Proof of correctness

We now consider $c^d = m^{ed} = m$necessary for the successful description of an RSA ciphertext. The core of this result is due to Euler's theorem which states

$$a^{\phi(n)} \equiv 1 \mod n$$

for all coprime integers $(a,n)$ and $\phi(n)$ is Euler's totient function.

As a reminder, we say two integers are coprime if they share no non-trivial factors. This is the same statement that $\gcd(a,n)=1$.

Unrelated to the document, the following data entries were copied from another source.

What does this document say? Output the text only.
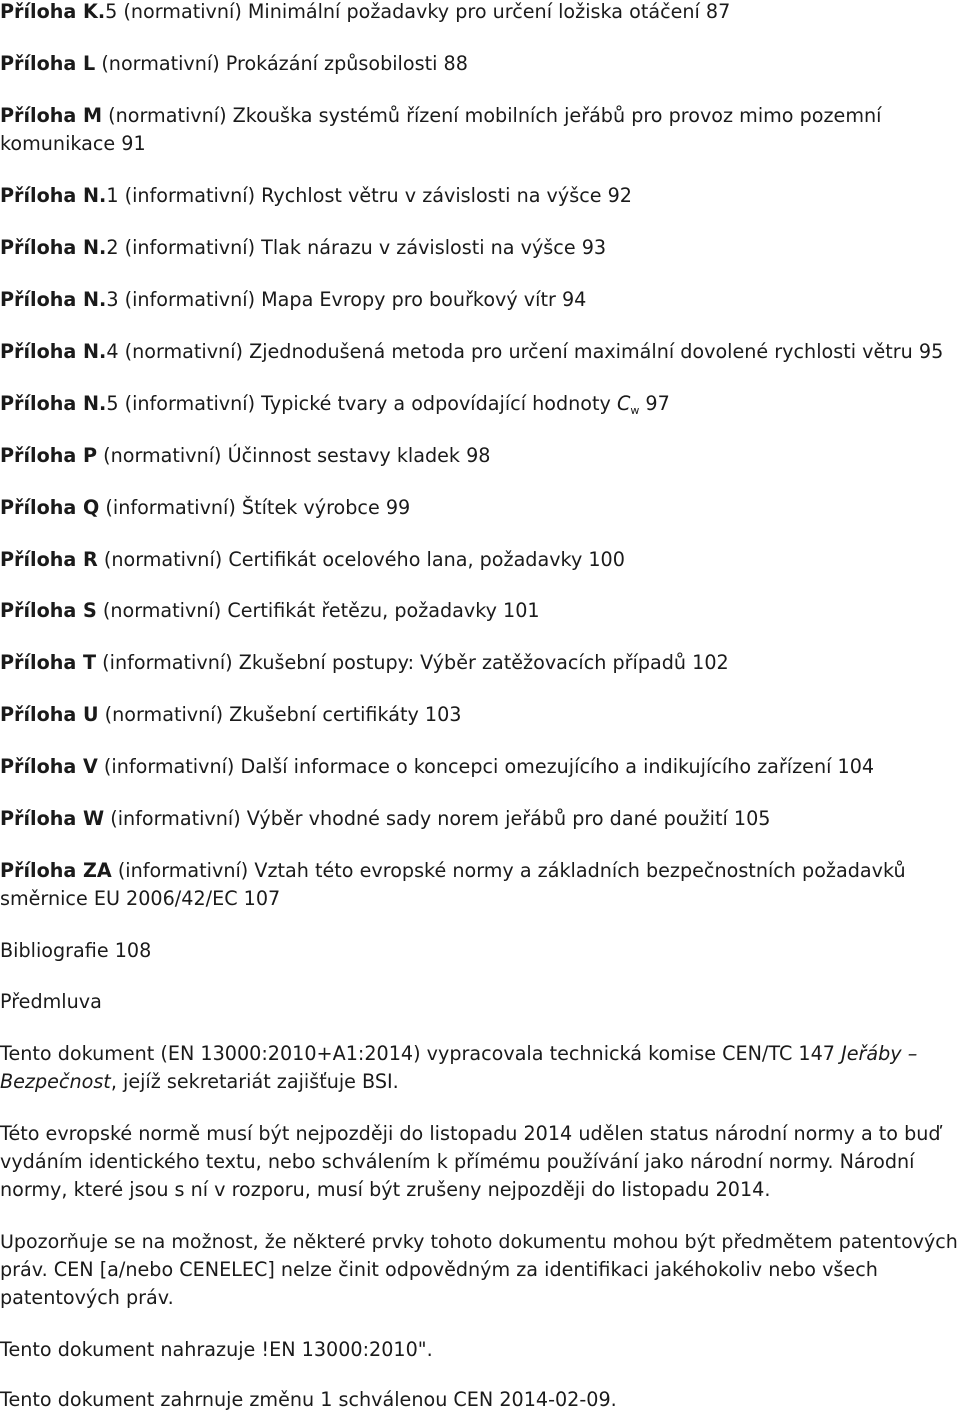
Příloha K.5 (normativní) Minimální požadavky pro určení ložiska otáčení 87
Příloha L (normativní) Prokázání způsobilosti 88
Příloha M (normativní) Zkouška systémů řízení mobilních jeřábů pro provoz mimo pozemní
komunikace 91
Příloha N.1 (informativní) Rychlost větru v závislosti na výšce 92
Příloha N.2 (informativní) Tlak nárazu v závislosti na výšce 93
Příloha N.3 (informativní) Mapa Evropy pro bouřkový vítr 94
Příloha N.4 (normativní) Zjednodušená metoda pro určení maximální dovolené rychlosti větru 95
Příloha N.5 (informativní) Typické tvary a odpovídající hodnoty $C_w$ 97
Příloha P (normativní) Účinnost sestavy kladek 98
Příloha Q (informativní) Štítek výrobce 99
Příloha R (normativní) Certifikát ocelového lana, požadavky 100
Příloha S (normativní) Certifikát řetězu, požadavky 101
Příloha T (informativní) Zkušební postupy: Výběr zatěžovacích případů 102
Příloha U (normativní) Zkušební certifikáty 103
Příloha V (informativní) Další informace o koncepci omezujícího a indikujícího zařízení 104
Příloha W (informativní) Výběr vhodné sady norem jeřábů pro dané použití 105
Příloha ZA (informativní) Vztah této evropské normy a základních bezpečnostních požadavků
směrnice EU 2006/42/EC 107
Bibliografie 108
Předmluva
Tento dokument (EN 13000:2010+A1:2014) vypracovala technická komise CEN/TC 147 Jeřáby –
Bezpečnost, jejíž sekretariát zajišťuje BSI.
Této evropské normě musí být nejpozději do listopadu 2014 udělen status národní normy a to buď
vydáním identického textu, nebo schválením k přímému používání jako národní normy. Národní
normy, které jsou s ní v rozporu, musí být zrušeny nejpozději do listopadu 2014.
Upozorňuje se na možnost, že některé prvky tohoto dokumentu mohou být předmětem patentových
práv. CEN [a/nebo CENELEC] nelze činit odpovědným za identifikaci jakéhokoliv nebo všech
patentových práv.
Tento dokument nahrazuje !EN 13000:2010".
Tento dokument zahrnuje změnu 1 schválenou CEN 2014-02-09.
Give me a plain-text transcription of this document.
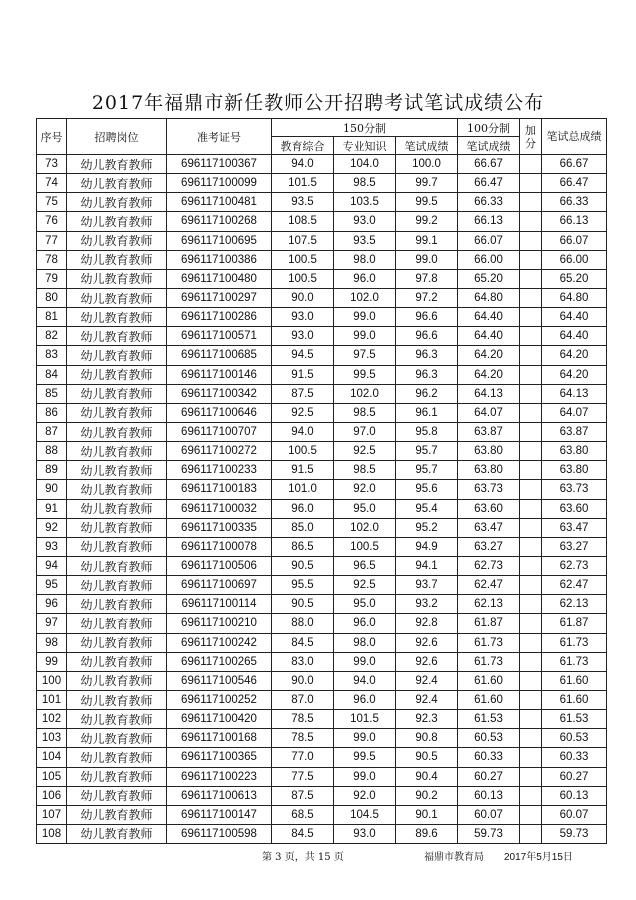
2017年福鼎市新任教师公开招聘考试笔试成绩公布
序号	招聘岗位	准考证号	150分制			100分制	加分	笔试总成绩
			教育综合	专业知识	笔试成绩	笔试成绩		
73	幼儿教育教师	696117100367	94.0	104.0	100.0	66.67		66.67
74	幼儿教育教师	696117100099	101.5	98.5	99.7	66.47		66.47
75	幼儿教育教师	696117100481	93.5	103.5	99.5	66.33		66.33
76	幼儿教育教师	696117100268	108.5	93.0	99.2	66.13		66.13
77	幼儿教育教师	696117100695	107.5	93.5	99.1	66.07		66.07
78	幼儿教育教师	696117100386	100.5	98.0	99.0	66.00		66.00
79	幼儿教育教师	696117100480	100.5	96.0	97.8	65.20		65.20
80	幼儿教育教师	696117100297	90.0	102.0	97.2	64.80		64.80
81	幼儿教育教师	696117100286	93.0	99.0	96.6	64.40		64.40
82	幼儿教育教师	696117100571	93.0	99.0	96.6	64.40		64.40
83	幼儿教育教师	696117100685	94.5	97.5	96.3	64.20		64.20
84	幼儿教育教师	696117100146	91.5	99.5	96.3	64.20		64.20
85	幼儿教育教师	696117100342	87.5	102.0	96.2	64.13		64.13
86	幼儿教育教师	696117100646	92.5	98.5	96.1	64.07		64.07
87	幼儿教育教师	696117100707	94.0	97.0	95.8	63.87		63.87
88	幼儿教育教师	696117100272	100.5	92.5	95.7	63.80		63.80
89	幼儿教育教师	696117100233	91.5	98.5	95.7	63.80		63.80
90	幼儿教育教师	696117100183	101.0	92.0	95.6	63.73		63.73
91	幼儿教育教师	696117100032	96.0	95.0	95.4	63.60		63.60
92	幼儿教育教师	696117100335	85.0	102.0	95.2	63.47		63.47
93	幼儿教育教师	696117100078	86.5	100.5	94.9	63.27		63.27
94	幼儿教育教师	696117100506	90.5	96.5	94.1	62.73		62.73
95	幼儿教育教师	696117100697	95.5	92.5	93.7	62.47		62.47
96	幼儿教育教师	696117100114	90.5	95.0	93.2	62.13		62.13
97	幼儿教育教师	696117100210	88.0	96.0	92.8	61.87		61.87
98	幼儿教育教师	696117100242	84.5	98.0	92.6	61.73		61.73
99	幼儿教育教师	696117100265	83.0	99.0	92.6	61.73		61.73
100	幼儿教育教师	696117100546	90.0	94.0	92.4	61.60		61.60
101	幼儿教育教师	696117100252	87.0	96.0	92.4	61.60		61.60
102	幼儿教育教师	696117100420	78.5	101.5	92.3	61.53		61.53
103	幼儿教育教师	696117100168	78.5	99.0	90.8	60.53		60.53
104	幼儿教育教师	696117100365	77.0	99.5	90.5	60.33		60.33
105	幼儿教育教师	696117100223	77.5	99.0	90.4	60.27		60.27
106	幼儿教育教师	696117100613	87.5	92.0	90.2	60.13		60.13
107	幼儿教育教师	696117100147	68.5	104.5	90.1	60.07		60.07
108	幼儿教育教师	696117100598	84.5	93.0	89.6	59.73		59.73
第 3 页，共 15 页	福鼎市教育局 2017年5月15日
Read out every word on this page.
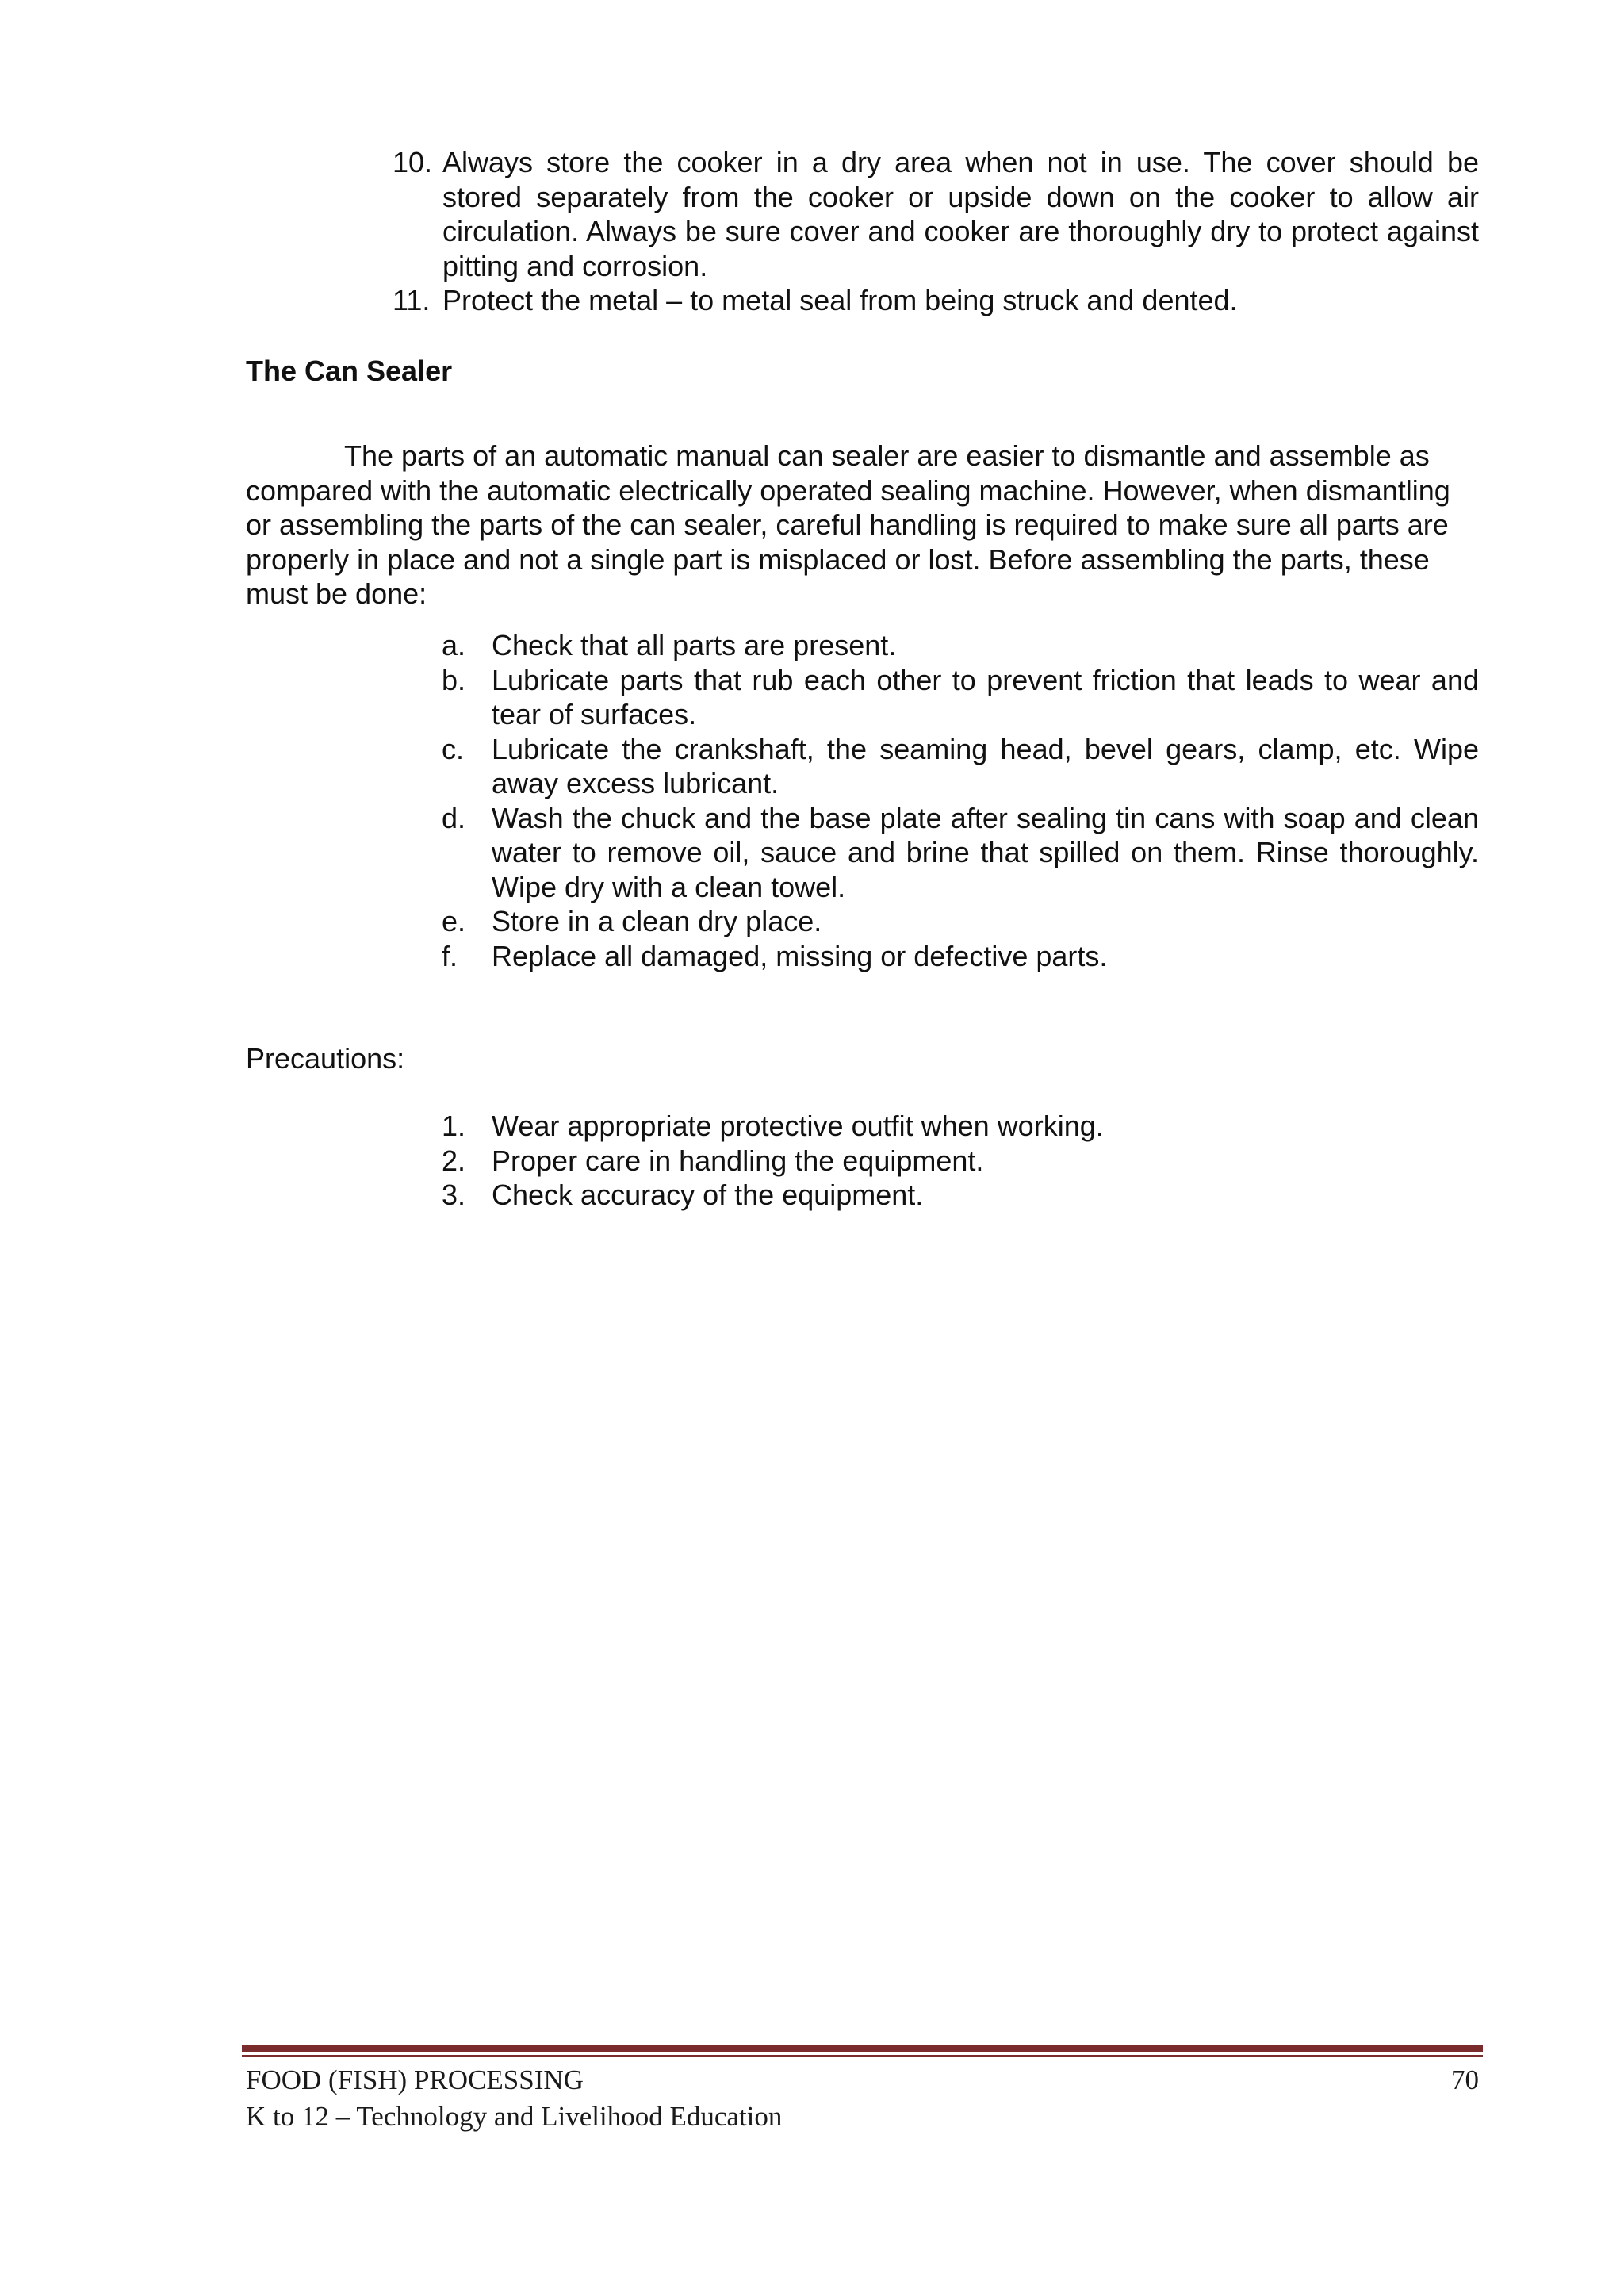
10. Always store the cooker in a dry area when not in use. The cover should be stored separately from the cooker or upside down on the cooker to allow air circulation. Always be sure cover and cooker are thoroughly dry to protect against pitting and corrosion.
11. Protect the metal – to metal seal from being struck and dented.
The Can Sealer
The parts of an automatic manual can sealer are easier to dismantle and assemble as compared with the automatic electrically operated sealing machine. However, when dismantling or assembling the parts of the can sealer, careful handling is required to make sure all parts are properly in place and not a single part is misplaced or lost. Before assembling the parts, these must be done:
a. Check that all parts are present.
b. Lubricate parts that rub each other to prevent friction that leads to wear and tear of surfaces.
c. Lubricate the crankshaft, the seaming head, bevel gears, clamp, etc. Wipe away excess lubricant.
d. Wash the chuck and the base plate after sealing tin cans with soap and clean water to remove oil, sauce and brine that spilled on them. Rinse thoroughly. Wipe dry with a clean towel.
e. Store in a clean dry place.
f. Replace all damaged, missing or defective parts.
Precautions:
1. Wear appropriate protective outfit when working.
2. Proper care in handling the equipment.
3. Check accuracy of the equipment.
FOOD (FISH) PROCESSING
K to 12 – Technology and Livelihood Education
70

From the definition of the protocol, we have that

$$ed \equiv 1 \mod \phi(n), \;\; \Rightarrow \;\; ed = 1 + k\phi(n)$$

for some $k \in \mathbb{Z}$. Combining this with Euler's theorem, we see that we recover $m$from the ciphertext

$$\begin{align} c^d &\equiv (m^e)^d &&\mod n \\ &\equiv m^{ed} &&\mod n \\ &\equiv m^{k\phi + 1} &&\mod n \\ &\equiv m^{k\phi} m &&\mod n \\ &\equiv (m^\phi)^km &&\mod n \\ &\equiv 1^km &&\mod n \\ &\equiv m &&\mod n \\ \end{align}$$

When the requirement $\gcd(m, n) = 1$does not hold, we can instead look at the equivalences modulo $p$and $q$respectively. Clearly, when $\gcd(m, n) = n,$we have that $c \equiv m \equiv 0 \mod n$and our correctness still holds. Now, consider the case $m = k\cdot p,$where we have that $c \equiv m \equiv 0 \mod p$and $c^d \equiv (m^e)^d \pmod q.$Since we have already excluded the case that $\gcd(m, q) = q,$we can conclude that $\gcd(m, q) = 1,$as $q$is prime. This means that $m^{\ell\phi(q)} \equiv 1 \mod q$and by the multiplicative properties of the $\phi$function, we determine that $m^{\ell_n\phi(n)} = m^{\ell\phi(q)} \equiv 1 \mod q.$We conclude by invoking the Chinese Remainder theorem with

$$\begin{align*} m &\equiv 0 &&\mod p \\ m &\equiv 1^\ell m &&\mod q\\ \end{align*}$$

that $m^{e\cdot d} \equiv m \mod n.$The case for $m = k\cdot q$follows in a parallel manner.